If they’re at the default 2AU, try bumping them up to ~4-5 AU. That’ll trigger a restart, so refresh your Airflow UI to check for changes. If your deployment has a lot of DAGs to parse through, this is especially important.

To do this, go to: app.astronomer.cloud > deployment > Configure

2. Make sure you’re not running a ton of toplevel code.

If you’re making API calls, JSON requests or database requests outside of an operator at a high frequency, your Webserver is much more likely to timeout.

When Airflow interprets a file to look for any valid DAGs, it first runs all code at the top level (i.e. outside of operators) immediately. Even if the operator itself only gets executed at execution time, everything called _outside of an operator is called every heartbeat, which can be quite taxing.

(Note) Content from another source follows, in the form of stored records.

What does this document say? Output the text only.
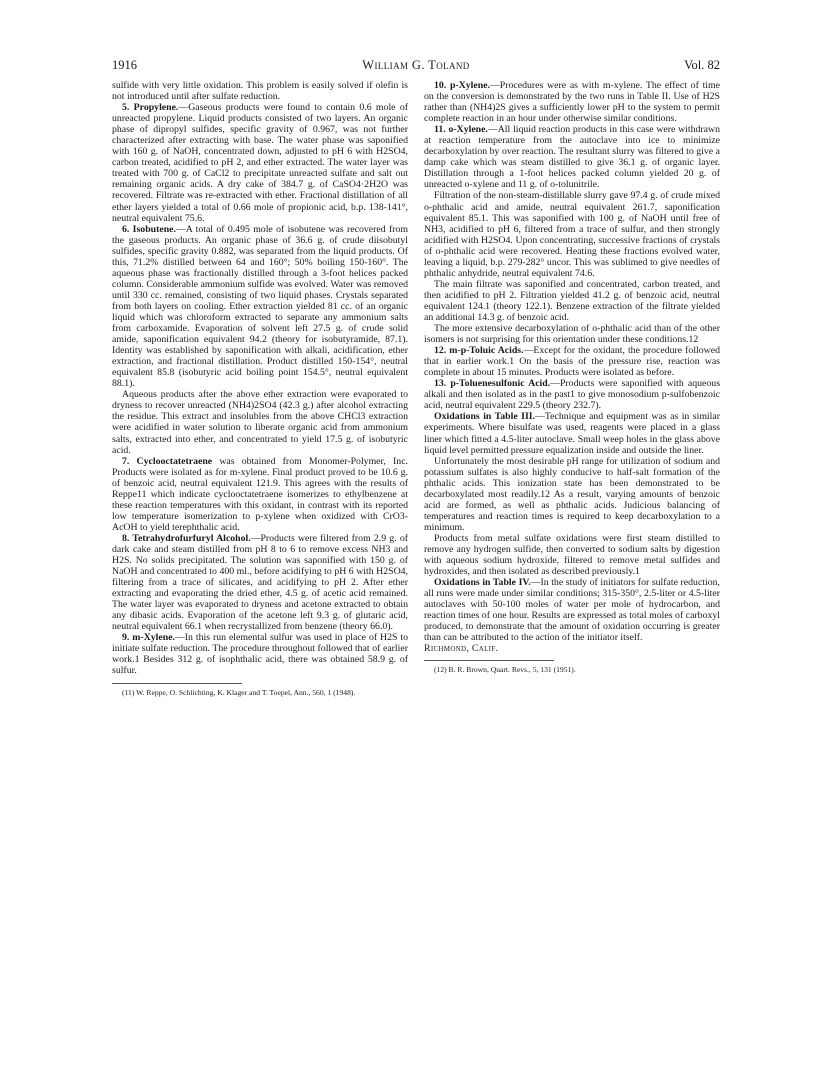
1916	William G. Toland	Vol. 82

sulfide with very little oxidation. This problem is easily solved if olefin is not introduced until after sulfate reduction.

5. Propylene.—Gaseous products were found to contain 0.6 mole of unreacted propylene. Liquid products consisted of two layers. An organic phase of dipropyl sulfides, specific gravity of 0.967, was not further characterized after extracting with base. The water phase was saponified with 160 g. of NaOH, concentrated down, adjusted to pH 6 with H2SO4, carbon treated, acidified to pH 2, and ether extracted. The water layer was treated with 700 g. of CaCl2 to precipitate unreacted sulfate and salt out remaining organic acids. A dry cake of 384.7 g. of CaSO4·2H2O was recovered. Filtrate was re-extracted with ether. Fractional distillation of all ether layers yielded a total of 0.66 mole of propionic acid, b.p. 138-141°, neutral equivalent 75.6.

6. Isobutene.—A total of 0.495 mole of isobutene was recovered from the gaseous products. An organic phase of 36.6 g. of crude diisobutyl sulfides, specific gravity 0.882, was separated from the liquid products. Of this, 71.2% distilled between 64 and 160°; 50% boiling 150-160°. The aqueous phase was fractionally distilled through a 3-foot helices packed column. Considerable ammonium sulfide was evolved. Water was removed until 330 cc. remained, consisting of two liquid phases. Crystals separated from both layers on cooling. Ether extraction yielded 81 cc. of an organic liquid which was chloroform extracted to separate any ammonium salts from carboxamide. Evaporation of solvent left 27.5 g. of crude solid amide, saponification equivalent 94.2 (theory for isobutyramide, 87.1). Identity was established by saponification with alkali, acidification, ether extraction, and fractional distillation. Product distilled 150-154°, neutral equivalent 85.8 (isobutyric acid boiling point 154.5°, neutral equivalent 88.1).

Aqueous products after the above ether extraction were evaporated to dryness to recover unreacted (NH4)2SO4 (42.3 g.) after alcohol extracting the residue. This extract and insolubles from the above CHCl3 extraction were acidified in water solution to liberate organic acid from ammonium salts, extracted into ether, and concentrated to yield 17.5 g. of isobutyric acid.

7. Cyclooctatetraene was obtained from Monomer-Polymer, Inc. Products were isolated as for m-xylene. Final product proved to be 10.6 g. of benzoic acid, neutral equivalent 121.9. This agrees with the results of Reppe11 which indicate cyclooctatetraene isomerizes to ethylbenzene at these reaction temperatures with this oxidant, in contrast with its reported low temperature isomerization to p-xylene when oxidized with CrO3-AcOH to yield terephthalic acid.

8. Tetrahydrofurfuryl Alcohol.—Products were filtered from 2.9 g. of dark cake and steam distilled from pH 8 to 6 to remove excess NH3 and H2S. No solids precipitated. The solution was saponified with 150 g. of NaOH and concentrated to 400 ml., before acidifying to pH 6 with H2SO4, filtering from a trace of silicates, and acidifying to pH 2. After ether extracting and evaporating the dried ether, 4.5 g. of acetic acid remained. The water layer was evaporated to dryness and acetone extracted to obtain any dibasic acids. Evaporation of the acetone left 9.3 g. of glutaric acid, neutral equivalent 66.1 when recrystallized from benzene (theory 66.0).

9. m-Xylene.—In this run elemental sulfur was used in place of H2S to initiate sulfate reduction. The procedure throughout followed that of earlier work.1 Besides 312 g. of isophthalic acid, there was obtained 58.9 g. of sulfur.

(11) W. Reppe, O. Schlichting, K. Klager and T. Toepel, Ann., 560, 1 (1948).

10. p-Xylene.—Procedures were as with m-xylene. The effect of time on the conversion is demonstrated by the two runs in Table II. Use of H2S rather than (NH4)2S gives a sufficiently lower pH to the system to permit complete reaction in an hour under otherwise similar conditions.

11. o-Xylene.—All liquid reaction products in this case were withdrawn at reaction temperature from the autoclave into ice to minimize decarboxylation by over reaction. The resultant slurry was filtered to give a damp cake which was steam distilled to give 36.1 g. of organic layer. Distillation through a 1-foot helices packed column yielded 20 g. of unreacted o-xylene and 11 g. of o-tolunitrile.

Filtration of the non-steam-distillable slurry gave 97.4 g. of crude mixed o-phthalic acid and amide, neutral equivalent 261.7, saponification equivalent 85.1. This was saponified with 100 g. of NaOH until free of NH3, acidified to pH 6, filtered from a trace of sulfur, and then strongly acidified with H2SO4. Upon concentrating, successive fractions of crystals of o-phthalic acid were recovered. Heating these fractions evolved water, leaving a liquid, b.p. 279-282° uncor. This was sublimed to give needles of phthalic anhydride, neutral equivalent 74.6.

The main filtrate was saponified and concentrated, carbon treated, and then acidified to pH 2. Filtration yielded 41.2 g. of benzoic acid, neutral equivalent 124.1 (theory 122.1). Benzene extraction of the filtrate yielded an additional 14.3 g. of benzoic acid.

The more extensive decarboxylation of o-phthalic acid than of the other isomers is not surprising for this orientation under these conditions.12

12. m-p-Toluic Acids.—Except for the oxidant, the procedure followed that in earlier work.1 On the basis of the pressure rise, reaction was complete in about 15 minutes. Products were isolated as before.

13. p-Toluenesulfonic Acid.—Products were saponified with aqueous alkali and then isolated as in the past1 to give monosodium p-sulfobenzoic acid, neutral equivalent 229.5 (theory 232.7).

Oxidations in Table III.—Technique and equipment was as in similar experiments. Where bisulfate was used, reagents were placed in a glass liner which fitted a 4.5-liter autoclave. Small weep holes in the glass above liquid level permitted pressure equalization inside and outside the liner.

Unfortunately the most desirable pH range for utilization of sodium and potassium sulfates is also highly conducive to half-salt formation of the phthalic acids. This ionization state has been demonstrated to be decarboxylated most readily.12 As a result, varying amounts of benzoic acid are formed, as well as phthalic acids. Judicious balancing of temperatures and reaction times is required to keep decarboxylation to a minimum.

Products from metal sulfate oxidations were first steam distilled to remove any hydrogen sulfide, then converted to sodium salts by digestion with aqueous sodium hydroxide, filtered to remove metal sulfides and hydroxides, and then isolated as described previously.1

Oxidations in Table IV.—In the study of initiators for sulfate reduction, all runs were made under similar conditions; 315-350°, 2.5-liter or 4.5-liter autoclaves with 50-100 moles of water per mole of hydrocarbon, and reaction times of one hour. Results are expressed as total moles of carboxyl produced, to demonstrate that the amount of oxidation occurring is greater than can be attributed to the action of the initiator itself.

Richmond, Calif.

(12) B. R. Brown, Quart. Revs., 5, 131 (1951).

We’d recommend taking the logic you have currently running outside of an operator and moving it inside of a python_operator.

HI Paola,
We were running 10 AU with 5 dags;
After deploying code it is not updated;

After every deployment does the pods are recreated?

I bumped up to 20 AU and when the pods came back ; it was updated.
I have raised a support request for this.

Are you indicating that everytime we do a deploy we need to change the extra capacity values ; so that dag changes are picked up?